Abismei-me em profunda introversão, no estado da minha intima consciência, no estado novo e extraordinário do meu espírito...
Achei-me consolado, forte, invencível, contente, feliz...
Eu desejava, almejava morrer...
Morrer era começar a viver... e a viver que vida de delícias!...
Eu acabava de conceber a idéia, e de abraçar-me com a idéia do suicídio.
XXX
Examinei o ponto da cidade onde me achava, e logo conheci que havia parado para ver passar o préstito fúnebre no lugar, que é corte da Rua dos Barbonos, fim da das Mangueiras. e principio da dos Arcos.
A breve distancia estava pois mais adiante a ladeira do morro dantes chamado do Desterro, e desde o século passado de Santa Teresa.
Mais de um suicídio se tem realizado no alto, e nos desertos abismos daquele monte.
Instintivamente mas sem dúvida com a idéia da morte, dirigi-me para a ladeira, e comecei a subi-la passo a passo, com vagar e tranqüilidade, com ânimo sereno, e com o firme propósito de pôr termo a minha vida.
Eu não tinha comigo nem punhal, nem veneno, nem revólver, não levava pois arma, ou instrumento, ou meio de morte, e contudo subia a ladeira com intento de me matar.
A visão do bem me levava à morte.
Eu nunca visitara o sitio famoso do Corcovado; ouvira porém dizer que lá havia enorme precipício, profundíssimo abismo, no seio do qual a morte era certa para o infeliz que por acaso a ele se arrojasse.
Se as informações não eram falsas, o propósito me daria o fim, que receava do acaso ou da imprudência.
Não me era pois necessário levar comigo punhal, veneno, ou revólver: eu tinha por mim o abismo.
Fui subindo a ladeira tranqüila e pausadamente, descansando aqui, ali, e deleitando-me a ouvir o leve ruído das águas da Carioca, que em alguns pontos do antigo encanamento mandado construir pelos vice-reis do tempo colonial, parecem murmurar da negligência, ou da comparativa inferioridade da administração da nossa época, que vinte vezes por ano deixa o povo em penúria d'água, e diariamente lhe da água da Tijuca toldada, mal zelada, e não aquela tão pura e admirável a que o gentio chegava a dar o condão de acender' a inspiração da poesia
E fui subindo sempre.
A noite era formosa; a lua em fase plena mergulhava a cidade em um oceano de luz pálida, mas clara, suave, encantadora e romanesca.
Muitas vezes voltava-me para contemplar essa já grande Babel, esse labirinto de ruas que formam a opulenta capital do Brasil, e me embebia por minutos no grandioso panorama da bela sebastianópolis iluminada por milhares de flamas de gás, que simulavam enfeitiçá-la em noite de festa.
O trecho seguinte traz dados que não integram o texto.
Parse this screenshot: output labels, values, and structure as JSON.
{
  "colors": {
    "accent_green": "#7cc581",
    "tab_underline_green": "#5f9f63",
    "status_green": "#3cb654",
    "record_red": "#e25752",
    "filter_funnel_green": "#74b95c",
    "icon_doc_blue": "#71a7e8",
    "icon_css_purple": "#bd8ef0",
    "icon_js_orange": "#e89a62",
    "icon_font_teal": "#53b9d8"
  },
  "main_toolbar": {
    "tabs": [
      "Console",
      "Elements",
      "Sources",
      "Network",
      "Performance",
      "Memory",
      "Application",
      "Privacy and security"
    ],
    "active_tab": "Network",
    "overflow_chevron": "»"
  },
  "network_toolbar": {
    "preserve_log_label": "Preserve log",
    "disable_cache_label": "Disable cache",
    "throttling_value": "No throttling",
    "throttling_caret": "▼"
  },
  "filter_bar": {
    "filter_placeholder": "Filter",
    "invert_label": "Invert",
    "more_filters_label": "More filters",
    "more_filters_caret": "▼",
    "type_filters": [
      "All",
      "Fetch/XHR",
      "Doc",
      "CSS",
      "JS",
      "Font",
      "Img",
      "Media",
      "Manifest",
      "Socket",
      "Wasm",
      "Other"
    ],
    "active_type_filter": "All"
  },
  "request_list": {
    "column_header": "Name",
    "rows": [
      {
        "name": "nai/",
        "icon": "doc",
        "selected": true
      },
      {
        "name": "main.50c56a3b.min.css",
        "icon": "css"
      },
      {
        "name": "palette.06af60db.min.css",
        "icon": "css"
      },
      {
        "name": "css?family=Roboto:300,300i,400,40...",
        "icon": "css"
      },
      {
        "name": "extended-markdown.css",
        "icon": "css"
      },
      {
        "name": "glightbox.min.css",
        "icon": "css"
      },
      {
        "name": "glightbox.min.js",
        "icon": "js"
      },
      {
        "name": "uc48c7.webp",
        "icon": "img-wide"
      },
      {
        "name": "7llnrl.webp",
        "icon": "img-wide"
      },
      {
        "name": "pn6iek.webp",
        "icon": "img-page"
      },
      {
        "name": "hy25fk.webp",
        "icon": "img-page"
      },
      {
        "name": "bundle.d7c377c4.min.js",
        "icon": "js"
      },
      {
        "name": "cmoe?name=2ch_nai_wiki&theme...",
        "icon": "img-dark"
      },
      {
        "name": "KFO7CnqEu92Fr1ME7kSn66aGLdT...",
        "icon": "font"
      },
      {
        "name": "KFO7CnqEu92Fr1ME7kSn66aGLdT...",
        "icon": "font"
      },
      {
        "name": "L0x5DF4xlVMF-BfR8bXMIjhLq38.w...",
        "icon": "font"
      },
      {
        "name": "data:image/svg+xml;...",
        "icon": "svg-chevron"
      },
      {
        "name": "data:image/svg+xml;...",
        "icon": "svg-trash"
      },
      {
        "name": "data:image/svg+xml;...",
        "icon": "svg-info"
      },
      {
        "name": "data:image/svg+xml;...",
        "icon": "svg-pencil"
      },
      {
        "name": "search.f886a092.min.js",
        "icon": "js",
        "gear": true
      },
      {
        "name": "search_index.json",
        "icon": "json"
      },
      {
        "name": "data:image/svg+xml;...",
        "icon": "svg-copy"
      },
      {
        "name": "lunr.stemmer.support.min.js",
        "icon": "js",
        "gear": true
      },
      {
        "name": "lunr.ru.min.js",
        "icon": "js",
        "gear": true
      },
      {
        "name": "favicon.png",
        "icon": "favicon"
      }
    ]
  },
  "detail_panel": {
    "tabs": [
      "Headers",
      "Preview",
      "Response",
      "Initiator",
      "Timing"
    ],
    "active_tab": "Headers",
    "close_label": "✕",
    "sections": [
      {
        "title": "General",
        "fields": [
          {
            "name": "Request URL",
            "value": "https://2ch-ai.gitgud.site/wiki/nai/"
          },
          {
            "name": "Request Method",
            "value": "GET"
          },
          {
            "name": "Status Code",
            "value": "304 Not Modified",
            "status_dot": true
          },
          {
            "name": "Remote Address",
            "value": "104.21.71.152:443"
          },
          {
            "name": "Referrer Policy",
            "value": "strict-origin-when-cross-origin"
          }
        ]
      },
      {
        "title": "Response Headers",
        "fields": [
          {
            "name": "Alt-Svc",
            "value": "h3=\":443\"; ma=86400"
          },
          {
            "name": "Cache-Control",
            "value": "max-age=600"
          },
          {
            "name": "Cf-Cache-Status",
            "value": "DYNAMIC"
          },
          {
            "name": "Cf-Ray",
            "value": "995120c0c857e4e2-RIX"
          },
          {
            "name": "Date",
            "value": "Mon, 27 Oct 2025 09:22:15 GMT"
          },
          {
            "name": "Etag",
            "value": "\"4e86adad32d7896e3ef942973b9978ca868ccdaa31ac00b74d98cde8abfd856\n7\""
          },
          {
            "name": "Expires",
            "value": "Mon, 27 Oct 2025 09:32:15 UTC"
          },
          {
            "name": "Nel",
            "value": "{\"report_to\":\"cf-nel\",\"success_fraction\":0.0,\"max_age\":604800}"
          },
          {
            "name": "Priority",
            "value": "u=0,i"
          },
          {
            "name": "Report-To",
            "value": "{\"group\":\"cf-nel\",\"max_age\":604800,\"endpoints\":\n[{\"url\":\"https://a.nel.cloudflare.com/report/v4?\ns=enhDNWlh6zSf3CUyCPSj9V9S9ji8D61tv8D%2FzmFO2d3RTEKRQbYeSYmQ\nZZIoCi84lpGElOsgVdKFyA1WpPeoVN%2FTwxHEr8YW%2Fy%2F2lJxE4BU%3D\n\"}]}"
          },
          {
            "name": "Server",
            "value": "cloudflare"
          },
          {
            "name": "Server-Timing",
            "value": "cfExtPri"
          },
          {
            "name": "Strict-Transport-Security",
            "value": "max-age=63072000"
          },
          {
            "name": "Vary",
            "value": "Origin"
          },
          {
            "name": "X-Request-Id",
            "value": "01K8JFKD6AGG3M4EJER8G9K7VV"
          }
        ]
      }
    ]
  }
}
E de cada vez que me voltava para a cidade, eu dela me despedia, dizia-lhe o adeus saudoso e melancólico do filho que se separa da família, e que sabe que não voltará mais ao seu lar.
Eu subia sempre; o silêncio da noite era só interrompido pelo latir dos cães que, sentinelas vigilantes, guardavam as chácaras.
Ainda era cedo, mas a solidão completa; e todavia eu não tinha receio de encontro algum suspeito ou sinistro; receio de quê?... pobre e decidido a morrer, rir-me-ia do ladrão, do assassino que me atacasse.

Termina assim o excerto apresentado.